By Chris Pearson, President, 5G Americas
When I was a kid growing up in the outside of the Seattle area, we lived in a standard suburban middle-income community with lots of green lawns, kids riding around the neighborhood on bikes, and not a care in the world. My parents’ basic rule was to be home before the streetlights came on. All the neighbors seemed to know each other, so we would usually leave the front doors unlocked. But as we grew up and time had passed, we began to understand that the world had become a more perilous place, so like much of the United States and rest of world, we started to lock the outer doors to our homes.

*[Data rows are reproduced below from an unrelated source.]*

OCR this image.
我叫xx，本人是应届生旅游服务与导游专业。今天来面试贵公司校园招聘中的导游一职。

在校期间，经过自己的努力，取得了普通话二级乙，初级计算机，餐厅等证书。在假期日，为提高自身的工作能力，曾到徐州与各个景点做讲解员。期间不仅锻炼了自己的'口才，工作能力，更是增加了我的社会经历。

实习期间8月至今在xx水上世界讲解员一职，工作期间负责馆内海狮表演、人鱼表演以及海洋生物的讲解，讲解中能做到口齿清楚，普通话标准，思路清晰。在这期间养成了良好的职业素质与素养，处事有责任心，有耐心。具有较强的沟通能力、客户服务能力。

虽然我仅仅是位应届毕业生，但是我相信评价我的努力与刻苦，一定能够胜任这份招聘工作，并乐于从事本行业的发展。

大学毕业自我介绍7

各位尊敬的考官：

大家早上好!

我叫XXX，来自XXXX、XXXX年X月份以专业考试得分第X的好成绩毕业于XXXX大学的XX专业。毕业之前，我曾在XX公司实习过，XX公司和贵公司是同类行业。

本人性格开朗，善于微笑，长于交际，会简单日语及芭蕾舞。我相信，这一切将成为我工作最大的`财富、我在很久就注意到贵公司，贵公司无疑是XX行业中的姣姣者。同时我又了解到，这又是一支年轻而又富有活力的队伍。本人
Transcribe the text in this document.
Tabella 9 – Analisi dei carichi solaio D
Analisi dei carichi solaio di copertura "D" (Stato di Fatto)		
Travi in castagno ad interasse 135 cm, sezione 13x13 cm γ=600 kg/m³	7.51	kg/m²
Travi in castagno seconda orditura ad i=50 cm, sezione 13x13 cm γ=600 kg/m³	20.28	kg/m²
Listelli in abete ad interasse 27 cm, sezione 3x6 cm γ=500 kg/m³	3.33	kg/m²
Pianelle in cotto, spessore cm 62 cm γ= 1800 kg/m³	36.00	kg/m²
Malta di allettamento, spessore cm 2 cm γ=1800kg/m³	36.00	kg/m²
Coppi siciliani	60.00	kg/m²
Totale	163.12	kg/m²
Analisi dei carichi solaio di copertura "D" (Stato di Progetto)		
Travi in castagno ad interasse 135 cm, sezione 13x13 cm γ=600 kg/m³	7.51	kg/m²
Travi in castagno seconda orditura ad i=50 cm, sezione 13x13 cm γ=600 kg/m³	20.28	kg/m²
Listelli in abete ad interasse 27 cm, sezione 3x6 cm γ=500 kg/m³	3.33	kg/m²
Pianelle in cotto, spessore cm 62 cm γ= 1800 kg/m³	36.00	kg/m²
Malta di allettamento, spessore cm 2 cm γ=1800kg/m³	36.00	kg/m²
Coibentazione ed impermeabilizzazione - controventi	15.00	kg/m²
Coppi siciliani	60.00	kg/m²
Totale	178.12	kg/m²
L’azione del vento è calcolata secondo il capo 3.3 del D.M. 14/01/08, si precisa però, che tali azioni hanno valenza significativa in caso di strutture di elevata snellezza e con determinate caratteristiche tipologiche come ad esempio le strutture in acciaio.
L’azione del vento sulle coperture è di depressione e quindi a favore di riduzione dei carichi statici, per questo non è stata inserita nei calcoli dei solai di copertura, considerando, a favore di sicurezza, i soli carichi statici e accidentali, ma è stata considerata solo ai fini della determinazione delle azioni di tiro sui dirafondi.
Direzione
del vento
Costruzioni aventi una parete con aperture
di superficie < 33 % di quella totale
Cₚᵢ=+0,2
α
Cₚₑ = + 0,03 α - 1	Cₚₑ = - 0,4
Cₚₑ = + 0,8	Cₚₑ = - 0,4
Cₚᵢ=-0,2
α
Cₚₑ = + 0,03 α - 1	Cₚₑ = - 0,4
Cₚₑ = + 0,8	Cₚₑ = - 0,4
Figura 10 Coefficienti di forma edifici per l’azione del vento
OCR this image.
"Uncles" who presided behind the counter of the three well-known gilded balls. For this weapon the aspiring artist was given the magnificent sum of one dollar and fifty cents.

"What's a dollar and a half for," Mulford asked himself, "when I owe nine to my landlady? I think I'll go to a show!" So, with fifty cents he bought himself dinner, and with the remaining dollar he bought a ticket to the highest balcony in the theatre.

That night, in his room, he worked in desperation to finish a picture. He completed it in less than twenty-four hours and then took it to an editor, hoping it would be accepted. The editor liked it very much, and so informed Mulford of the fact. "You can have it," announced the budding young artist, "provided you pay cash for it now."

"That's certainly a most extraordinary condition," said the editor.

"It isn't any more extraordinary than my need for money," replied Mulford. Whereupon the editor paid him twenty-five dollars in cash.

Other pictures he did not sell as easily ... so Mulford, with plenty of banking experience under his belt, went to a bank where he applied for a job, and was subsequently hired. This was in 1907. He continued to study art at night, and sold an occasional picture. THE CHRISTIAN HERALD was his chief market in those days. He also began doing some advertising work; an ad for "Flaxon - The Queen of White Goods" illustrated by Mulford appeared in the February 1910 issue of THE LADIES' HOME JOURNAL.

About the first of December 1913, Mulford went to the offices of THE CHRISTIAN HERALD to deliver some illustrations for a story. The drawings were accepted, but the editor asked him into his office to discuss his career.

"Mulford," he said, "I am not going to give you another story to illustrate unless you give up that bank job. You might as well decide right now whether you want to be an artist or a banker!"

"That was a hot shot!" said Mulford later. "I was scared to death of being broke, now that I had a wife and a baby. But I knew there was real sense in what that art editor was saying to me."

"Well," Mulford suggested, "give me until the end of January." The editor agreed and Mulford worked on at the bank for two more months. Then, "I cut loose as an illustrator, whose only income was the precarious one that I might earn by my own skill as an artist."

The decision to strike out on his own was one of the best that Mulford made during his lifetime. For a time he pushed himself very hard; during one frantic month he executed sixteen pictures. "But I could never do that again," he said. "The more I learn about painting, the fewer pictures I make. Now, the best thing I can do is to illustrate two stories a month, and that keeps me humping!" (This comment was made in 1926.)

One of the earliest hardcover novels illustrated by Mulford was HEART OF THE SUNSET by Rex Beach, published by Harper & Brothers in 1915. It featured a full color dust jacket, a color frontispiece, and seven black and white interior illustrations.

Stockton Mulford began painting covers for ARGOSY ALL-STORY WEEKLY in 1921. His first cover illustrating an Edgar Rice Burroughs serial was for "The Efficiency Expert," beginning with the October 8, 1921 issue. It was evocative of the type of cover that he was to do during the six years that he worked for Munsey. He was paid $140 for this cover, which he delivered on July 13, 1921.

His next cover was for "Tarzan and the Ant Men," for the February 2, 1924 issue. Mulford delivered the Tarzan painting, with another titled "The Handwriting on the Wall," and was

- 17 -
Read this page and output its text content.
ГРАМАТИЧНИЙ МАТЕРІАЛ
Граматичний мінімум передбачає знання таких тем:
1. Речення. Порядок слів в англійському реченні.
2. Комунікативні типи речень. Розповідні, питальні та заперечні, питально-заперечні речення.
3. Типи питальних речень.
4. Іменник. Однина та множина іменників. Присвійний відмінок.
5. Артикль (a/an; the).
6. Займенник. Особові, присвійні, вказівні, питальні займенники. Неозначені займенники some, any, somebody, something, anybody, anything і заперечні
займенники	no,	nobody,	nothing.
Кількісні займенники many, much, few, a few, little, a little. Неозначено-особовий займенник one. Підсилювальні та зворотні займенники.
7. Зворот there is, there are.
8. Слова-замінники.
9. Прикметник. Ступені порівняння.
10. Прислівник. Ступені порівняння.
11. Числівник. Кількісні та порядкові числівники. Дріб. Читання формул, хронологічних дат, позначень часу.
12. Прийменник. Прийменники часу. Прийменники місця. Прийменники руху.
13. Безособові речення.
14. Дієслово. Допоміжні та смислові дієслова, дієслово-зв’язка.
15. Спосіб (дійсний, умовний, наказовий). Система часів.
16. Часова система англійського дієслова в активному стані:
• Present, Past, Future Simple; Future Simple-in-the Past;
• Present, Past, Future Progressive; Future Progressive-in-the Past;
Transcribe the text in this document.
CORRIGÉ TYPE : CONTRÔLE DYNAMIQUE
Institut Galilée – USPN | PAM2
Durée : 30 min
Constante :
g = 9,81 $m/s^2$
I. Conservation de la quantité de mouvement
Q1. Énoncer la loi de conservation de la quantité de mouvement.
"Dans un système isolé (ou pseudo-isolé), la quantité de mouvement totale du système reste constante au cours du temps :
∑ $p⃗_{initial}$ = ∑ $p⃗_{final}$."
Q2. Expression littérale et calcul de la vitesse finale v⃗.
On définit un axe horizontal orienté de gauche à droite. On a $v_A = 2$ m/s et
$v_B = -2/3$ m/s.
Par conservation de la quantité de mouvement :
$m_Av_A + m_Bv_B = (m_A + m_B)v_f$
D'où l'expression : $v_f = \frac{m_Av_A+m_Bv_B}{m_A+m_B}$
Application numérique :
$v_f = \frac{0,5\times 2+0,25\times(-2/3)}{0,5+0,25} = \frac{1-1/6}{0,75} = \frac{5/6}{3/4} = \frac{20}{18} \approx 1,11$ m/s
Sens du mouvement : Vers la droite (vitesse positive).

Similarly, in the early days of the Internet, things were simple. Yes, there were hackers even way back before the days of interconnected networks, but most network security was focused on the notion of protecting the perimeter of the data center. Everything behind the firewall was thought to be safe if enough protection could be loaded up around the outside, much like a fortress.
But just the like real world, the cyber world got a little messier. The rise of cloud computing has introduced new complexities, as organizations turn over the storage of their data to large hyperscale companies. At the same time, the rise of mobile wireless and edge computing have blurred the perimeter of the old house, as people and devices access their data from on campus, to off-campus, in transit, and even in far-flung remote places where wireless cellular can reach.
In the modern world, there is less of a line between “inside” versus “outside” any longer. Customers, stakeholders, business partners, and a variety of other entities require access to not just the front door of the home – but to the many different rooms inside it, as well.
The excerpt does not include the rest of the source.